Documentário apoiado pelo MinC é premiado em Cannes

SAMBA DE CACETE - ALVORADA QUILOMBOLA (12)
As imagens da tradição de origem quilombola dos batuques do tambor que aliviam a lida cotidiana dos negros na Amazônia foram premiadas no Festival Internacional Du Film Pan Africain, paralelo à premiação francesa de Cannes. Escolhido pelo júri como melhor documentário de curta-metragem, o filme Samba de Cacete – Alvorada Quilombola foi realizado a partir do edital Curta Afirmativo, promovido pelo Ministério da Cultura em 2014, por meio da Secretaria do Audiovisual (SAv) e da Fundação Cultural Palmares. 
O curta-metragem Nada, realizado pela edição de 2012 do mesmo edital, também esteve em Cannes. A produção foi selecionada para a Quinzena dos Realizadores de 2017, tradicional evento paralelo organizado pelo Sindicato dos Diretores da França.
O reconhecimento das produções nacionais viabilizadas com apoio de políticas públicas do MinC foi ressaltado pela secretária do Audiovisual, Mariana Ribas. “Nossa política foi a de descentralizar investimentos e buscar revitalizar as cadeias produtivas regionais por meio do protagonismo de novos talentos”, destacou.
O projeto Samba de Cacete – Alvorada Quilombola recebeu R$ 99 mil do MinC. O cineasta André dos Santos, a partir de uma pesquisa arqueológica, conheceu a tradição do samba de cacete e decidiu filmar a comunidade quilombola chamada de Igarapé Preto, no município de Oeiras do Pará. Já o curta-metragem Nada, do diretor mineiro Gabriel Martins, foi aprovado pelo MinC em 2012 para receber R$ 91 mil. A produção traz no elenco MC Clara Lima, rapper em ascensão na cena brasileira e finalista no Duelo de MCs Nacional em 2016.
Política afirmativa
Para o presidente da Fundação Cultural Palmares, instituição vinculada ao Ministério da Cultura, os editais começaram a dar oportunidades a novos artistas e cineastas afro-brasileiros. “Queremos levar essa oportunidade a talentos afro na produção audiovisual nacional, que por muito tempo ficaram esquecidos”, afirmou.

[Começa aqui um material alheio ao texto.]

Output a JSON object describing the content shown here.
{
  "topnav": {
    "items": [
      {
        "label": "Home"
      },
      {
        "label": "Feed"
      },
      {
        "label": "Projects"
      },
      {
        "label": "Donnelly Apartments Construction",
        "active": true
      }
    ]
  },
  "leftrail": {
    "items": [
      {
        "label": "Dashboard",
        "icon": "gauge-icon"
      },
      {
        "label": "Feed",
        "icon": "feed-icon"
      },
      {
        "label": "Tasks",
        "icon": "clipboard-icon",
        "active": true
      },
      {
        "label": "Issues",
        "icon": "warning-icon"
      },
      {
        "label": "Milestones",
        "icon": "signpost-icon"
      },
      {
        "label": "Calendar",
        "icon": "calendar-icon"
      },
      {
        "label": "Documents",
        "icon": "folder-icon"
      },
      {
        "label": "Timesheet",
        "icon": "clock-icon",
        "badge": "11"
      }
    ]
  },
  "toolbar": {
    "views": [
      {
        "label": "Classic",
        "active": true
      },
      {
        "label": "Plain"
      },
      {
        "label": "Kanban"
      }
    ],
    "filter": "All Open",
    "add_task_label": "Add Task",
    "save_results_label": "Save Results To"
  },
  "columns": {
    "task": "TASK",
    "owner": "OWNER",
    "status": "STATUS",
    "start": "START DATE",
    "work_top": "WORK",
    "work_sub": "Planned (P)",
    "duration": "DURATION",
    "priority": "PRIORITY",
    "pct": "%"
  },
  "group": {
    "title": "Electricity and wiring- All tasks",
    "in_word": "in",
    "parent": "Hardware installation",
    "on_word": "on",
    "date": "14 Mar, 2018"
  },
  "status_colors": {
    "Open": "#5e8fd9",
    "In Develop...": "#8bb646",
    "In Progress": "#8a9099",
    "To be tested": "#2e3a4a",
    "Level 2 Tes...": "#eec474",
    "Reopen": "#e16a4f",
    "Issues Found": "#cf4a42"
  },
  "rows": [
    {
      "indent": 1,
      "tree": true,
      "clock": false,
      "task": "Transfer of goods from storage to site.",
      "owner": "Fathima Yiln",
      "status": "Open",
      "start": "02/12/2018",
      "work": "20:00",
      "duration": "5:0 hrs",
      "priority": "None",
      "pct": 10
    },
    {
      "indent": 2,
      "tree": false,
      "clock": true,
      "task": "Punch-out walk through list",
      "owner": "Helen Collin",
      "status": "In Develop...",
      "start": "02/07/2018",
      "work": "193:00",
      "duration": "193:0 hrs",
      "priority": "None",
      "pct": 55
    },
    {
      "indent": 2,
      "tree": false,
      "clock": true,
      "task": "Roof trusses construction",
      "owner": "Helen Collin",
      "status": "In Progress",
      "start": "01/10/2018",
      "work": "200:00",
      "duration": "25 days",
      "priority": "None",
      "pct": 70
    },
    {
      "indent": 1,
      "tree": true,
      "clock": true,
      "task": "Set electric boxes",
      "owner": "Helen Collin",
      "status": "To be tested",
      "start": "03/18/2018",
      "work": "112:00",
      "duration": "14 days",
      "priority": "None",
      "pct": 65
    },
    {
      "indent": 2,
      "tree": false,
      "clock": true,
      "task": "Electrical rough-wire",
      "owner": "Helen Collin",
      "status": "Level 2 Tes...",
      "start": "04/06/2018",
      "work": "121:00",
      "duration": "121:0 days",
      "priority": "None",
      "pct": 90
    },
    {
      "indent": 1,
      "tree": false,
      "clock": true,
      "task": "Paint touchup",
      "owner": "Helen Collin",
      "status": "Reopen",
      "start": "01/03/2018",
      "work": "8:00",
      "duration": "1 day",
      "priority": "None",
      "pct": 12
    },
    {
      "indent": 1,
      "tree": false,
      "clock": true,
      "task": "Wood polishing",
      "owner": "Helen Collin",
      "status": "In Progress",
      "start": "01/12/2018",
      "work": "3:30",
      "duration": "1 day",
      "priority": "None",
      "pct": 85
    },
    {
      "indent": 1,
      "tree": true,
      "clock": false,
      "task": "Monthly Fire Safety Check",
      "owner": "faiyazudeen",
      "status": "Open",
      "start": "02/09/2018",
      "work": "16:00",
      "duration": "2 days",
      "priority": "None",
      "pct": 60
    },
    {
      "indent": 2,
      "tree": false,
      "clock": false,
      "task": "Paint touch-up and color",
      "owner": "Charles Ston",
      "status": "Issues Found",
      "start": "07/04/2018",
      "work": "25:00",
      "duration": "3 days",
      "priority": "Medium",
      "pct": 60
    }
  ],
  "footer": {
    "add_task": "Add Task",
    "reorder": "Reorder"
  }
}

A preocupação é corroborada pelo diretor de Samba do Cacete, André dos Santos. “O que me chamou atenção é que se trata de uma tradição afro-brasileira, trazida pelos escravos, e me preocupava também porque é algo que está muito na oralidade, não tem muita coisa escrita sobre o assunto. E para a salvaguarda, para ficar registrado para as próximas gerações, decidimos realizar o documentário. É uma manifestação única com elementos daquela região que pouca gente conhece, o grande público merece conhecer. Outra coisa interessante é que o samba de cacete, apesar de ser samba, que é bem brasileiro, não é reconhecido como patrimônio, ao contrário dos sambas do Rio de Janeiro e do Recôncavo Baiano”, comenta o diretor.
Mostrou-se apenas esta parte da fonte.